Please use the following diagnostic tool. It has a powerful detection mechanism, and may help us get to the root of your issues:

Please use the Farbar Recovery Scan Tool.
Download: Farbar Recovery Scan Tool Download
Select the version that applies to your system.
Save it to your Desktop.
Double-click the downloaded file to run it.

When the tool opens click Yes to the disclaimer.
At the program's console, press the Scan button.

When done, the tool produces a log, FRST.txt, in the same directory from which the tool is run (Desktop).
Please provide the FRST.txt in your reply.

The first time the tool is run, it also makes another log: Addition.txt
Also post the Addition.txt in your reply.


Next, please use the tool Zoek.exe:
Download > Download zoek.exe version 5.0.0.0

When the Zoek.exe download appears, save to the Desktop.
On the Desktop, right-click Zoek.exe and select: Run as Administrator
Give it a few seconds to appear.
Please disable your AntiVirus and AntiSpyware programs, so they don't interfere with the running of Zoek.exe.
You can find instructions how to disable your security applications here:
How To Temporarily Disable Your Anti-virus, Firewall And Anti-malware Programs - Security Mini-Guides

At the program console, click the Options button and place a checkmark only on the following options:

Do a Deep Scan

Now...
Close any open programs.
Click the Run script button, and wait.
It takes a few minutes to run.

When the tool finishes, the zoek-results.log is opened in Notepad.
The log is also found on the systemdrive, normally C:\
If a reboot is needed, the log is opened after the reboot.

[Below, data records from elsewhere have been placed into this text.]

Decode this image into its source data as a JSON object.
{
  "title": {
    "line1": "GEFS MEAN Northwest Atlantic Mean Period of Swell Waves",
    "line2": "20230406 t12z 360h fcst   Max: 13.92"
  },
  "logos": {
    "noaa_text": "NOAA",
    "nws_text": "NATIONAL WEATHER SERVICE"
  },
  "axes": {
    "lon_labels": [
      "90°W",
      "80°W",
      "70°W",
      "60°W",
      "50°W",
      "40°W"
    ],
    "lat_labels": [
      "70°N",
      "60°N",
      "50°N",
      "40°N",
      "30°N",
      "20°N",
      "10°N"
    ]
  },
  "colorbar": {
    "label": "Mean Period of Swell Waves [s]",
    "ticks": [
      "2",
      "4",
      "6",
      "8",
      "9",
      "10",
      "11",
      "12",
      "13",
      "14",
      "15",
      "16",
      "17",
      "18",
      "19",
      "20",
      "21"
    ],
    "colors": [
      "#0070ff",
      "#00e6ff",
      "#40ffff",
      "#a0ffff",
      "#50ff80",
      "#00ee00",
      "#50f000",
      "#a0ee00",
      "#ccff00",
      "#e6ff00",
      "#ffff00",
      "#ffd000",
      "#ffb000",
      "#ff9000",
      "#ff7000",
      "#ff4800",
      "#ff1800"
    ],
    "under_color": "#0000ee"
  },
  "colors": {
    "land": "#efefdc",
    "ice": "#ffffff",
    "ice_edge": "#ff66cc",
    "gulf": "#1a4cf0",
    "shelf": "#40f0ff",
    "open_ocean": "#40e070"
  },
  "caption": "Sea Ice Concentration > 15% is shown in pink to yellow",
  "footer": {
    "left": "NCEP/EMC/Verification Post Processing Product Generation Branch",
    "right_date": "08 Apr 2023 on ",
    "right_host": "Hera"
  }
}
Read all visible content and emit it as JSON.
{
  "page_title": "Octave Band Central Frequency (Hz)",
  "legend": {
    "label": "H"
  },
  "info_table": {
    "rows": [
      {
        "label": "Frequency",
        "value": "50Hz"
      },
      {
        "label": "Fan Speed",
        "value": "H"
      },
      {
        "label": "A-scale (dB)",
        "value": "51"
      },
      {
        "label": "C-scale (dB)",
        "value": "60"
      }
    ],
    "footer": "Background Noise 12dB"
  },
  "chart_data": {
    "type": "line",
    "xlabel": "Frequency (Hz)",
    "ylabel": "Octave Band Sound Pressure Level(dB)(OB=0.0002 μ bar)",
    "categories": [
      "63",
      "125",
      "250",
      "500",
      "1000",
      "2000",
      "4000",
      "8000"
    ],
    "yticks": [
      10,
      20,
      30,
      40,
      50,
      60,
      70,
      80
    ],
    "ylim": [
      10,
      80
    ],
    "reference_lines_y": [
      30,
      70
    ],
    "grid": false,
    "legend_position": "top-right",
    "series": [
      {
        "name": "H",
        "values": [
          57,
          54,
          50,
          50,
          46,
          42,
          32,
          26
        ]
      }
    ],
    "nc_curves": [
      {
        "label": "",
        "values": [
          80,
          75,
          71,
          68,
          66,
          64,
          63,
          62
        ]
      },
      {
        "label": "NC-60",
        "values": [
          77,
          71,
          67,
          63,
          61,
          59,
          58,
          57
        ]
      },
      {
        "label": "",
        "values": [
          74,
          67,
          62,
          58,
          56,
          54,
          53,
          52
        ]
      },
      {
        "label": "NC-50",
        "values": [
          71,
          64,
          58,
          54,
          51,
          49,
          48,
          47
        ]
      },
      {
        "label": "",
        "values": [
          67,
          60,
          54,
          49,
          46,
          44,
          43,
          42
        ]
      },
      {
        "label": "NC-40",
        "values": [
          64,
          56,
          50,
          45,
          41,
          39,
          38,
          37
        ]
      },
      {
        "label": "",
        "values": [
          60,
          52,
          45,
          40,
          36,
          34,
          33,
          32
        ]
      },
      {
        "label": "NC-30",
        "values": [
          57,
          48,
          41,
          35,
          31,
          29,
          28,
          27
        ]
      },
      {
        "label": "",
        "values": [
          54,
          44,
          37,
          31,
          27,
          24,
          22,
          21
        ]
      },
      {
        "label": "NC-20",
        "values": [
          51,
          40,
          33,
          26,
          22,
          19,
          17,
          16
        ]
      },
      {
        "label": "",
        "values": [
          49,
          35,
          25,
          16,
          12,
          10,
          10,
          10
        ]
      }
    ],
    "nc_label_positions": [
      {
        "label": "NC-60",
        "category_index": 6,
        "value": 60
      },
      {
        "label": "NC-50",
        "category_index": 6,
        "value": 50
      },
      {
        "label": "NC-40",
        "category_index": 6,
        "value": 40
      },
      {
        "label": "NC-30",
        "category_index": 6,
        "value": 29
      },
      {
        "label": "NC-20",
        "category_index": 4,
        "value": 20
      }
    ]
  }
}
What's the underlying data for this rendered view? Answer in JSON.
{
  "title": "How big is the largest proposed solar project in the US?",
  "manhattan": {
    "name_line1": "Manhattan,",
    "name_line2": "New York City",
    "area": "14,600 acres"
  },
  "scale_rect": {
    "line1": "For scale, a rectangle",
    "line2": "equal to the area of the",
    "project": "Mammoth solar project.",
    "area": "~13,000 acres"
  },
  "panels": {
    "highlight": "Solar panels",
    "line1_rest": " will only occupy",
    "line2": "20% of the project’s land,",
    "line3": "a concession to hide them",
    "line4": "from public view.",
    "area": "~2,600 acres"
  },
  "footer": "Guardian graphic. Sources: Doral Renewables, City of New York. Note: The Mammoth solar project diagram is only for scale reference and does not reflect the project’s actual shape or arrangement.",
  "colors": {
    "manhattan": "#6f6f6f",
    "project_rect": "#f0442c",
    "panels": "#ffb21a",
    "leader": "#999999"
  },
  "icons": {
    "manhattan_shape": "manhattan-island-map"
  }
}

Please post the zoek-results.log in your reply.

Okay, these are the 2 files for the first scan using Farbar.
FRST.txt

Addition.txt

Another problem is , that I don't dare to run the Zoek.exe for now. The first time I run it, the moment I run, I got a pop up window and the computer just shut of itself, and restart.
So what should I do? I have done exactly what you said, to disable the anti-virus before running.

Rixterz said:

I meant to post (using the link) a screenshot of your task manager window where you got those process names from

No, is not from task manager, is from the anti virus scanning report. I'll post it when it appears again.